Why Canada's Simon Nessman, one of the highest paid male models ever, has left the catwalk
In 2013, Forbes estimated that Simon Nessman was the third-highest-paid model in the world. "I've never made more than a million dollars in a year" he tells us, about their estimate that his salary was $1.1 million USD. But, in that same year, he enrolled in Squamish's Quest University, travelling to class via his sailboat, "Salal", from his home on Vargas Island where he owned a cabin that runs on wind and solar power (there is a gasoline generator as a backup). He scaled back his modelling commitments from once a week to once a month. Now, as the 27-year-old Courtenay, B.C.-native prepares to graduate in April, he talks about why he traded the catwalks of Paris for life on an off-the-grid island.
You've had this amazing career and you are continuing to model for brands such as Versace, Ralph Lauren and Fendi. Why was it important to you to make your education a priority?
I was burning out living in (New York City). I moved to Vargas Island, which is a very remote, off-grid, boat-access place.
The decision to go back to school came out of really falling in love with that lifestyle. And realizing that (modelling) was a bit of a selfish pursuit in the end and I should really go off and find a way to share these lessons that I have been learning with other people. Trying to contribute to society in a meaningful way and not just becoming a recluse.
Vargas Island couldn't be more different from New York. Did you like living in New York?
I liked aspects of living in New York. I really appreciate it now for its culture and the music and the art that it has to offer.
While I was in New York a lot of my life revolved around pretending I was not living in New York City. I would drive out to Long Island to go surfing by myself all the time in the winter. I had a little wood shop in Brooklyn and I would spend days sitting in the shop and working on furniture and chairs and building surfboards.
I did enjoy it and I think it was great to move there at 17. I grew up really fast and learned a lot.
Your first shoot was for VMan with (former Yves Saint Laurent creative director) Hedi Slimane, and you were playing basketball in your underwear. You must have been like, what is this job even? What was your reaction to that at 18?
I think I was definitely a little bit uncomfortable in that situation and questioning what I was doing. That came up other times throughout my career, but for the most part I was able to listen to that gut feeling of doing what felt comfortable. That was definitely a strange transition from being a high school jock to all of a sudden being in front of a camera in my underwear for a fashion magazine.
As a model as well as someone who is concerned about the environment, what is your diet like?
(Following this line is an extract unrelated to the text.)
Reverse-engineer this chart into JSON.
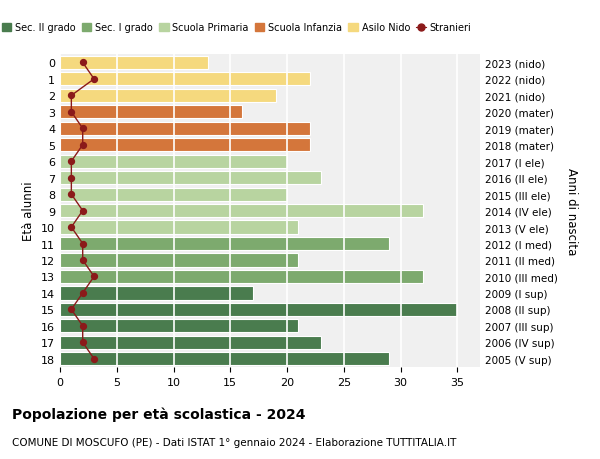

I've been kind of lucky to never have to monitor my own diet. I make a point of staying very active…I don't eat a lot of red meat. CO2 emissions from livestock are greater than all transportation-associated CO2 emissions. Beef has the highest CO2 emissions, then pork, then lower down is chicken. I do think about that. I do eat chicken and I do eat fish, but in moderation.
What is coming up for you?
Right now I'm in the process of getting an ecological field station off the ground. Essentially I am creating the Cedar Coast Field Station for researchers and students to come and learn about the local ecology of Clayoquot Sound, which is a UNESCO biosphere reserve. I am giving them an opportunity to learn about that ecology in a nature-based setting.
What kind of mix do you see in the future between modelling and pursuing your interest in environmentalism?
It's an interesting thing that I've been thinking a lot about. I am able to take this career that I have as a fashion model and leverage that into getting this project off the ground. I really appreciate the ability to have a foot in each of these worlds.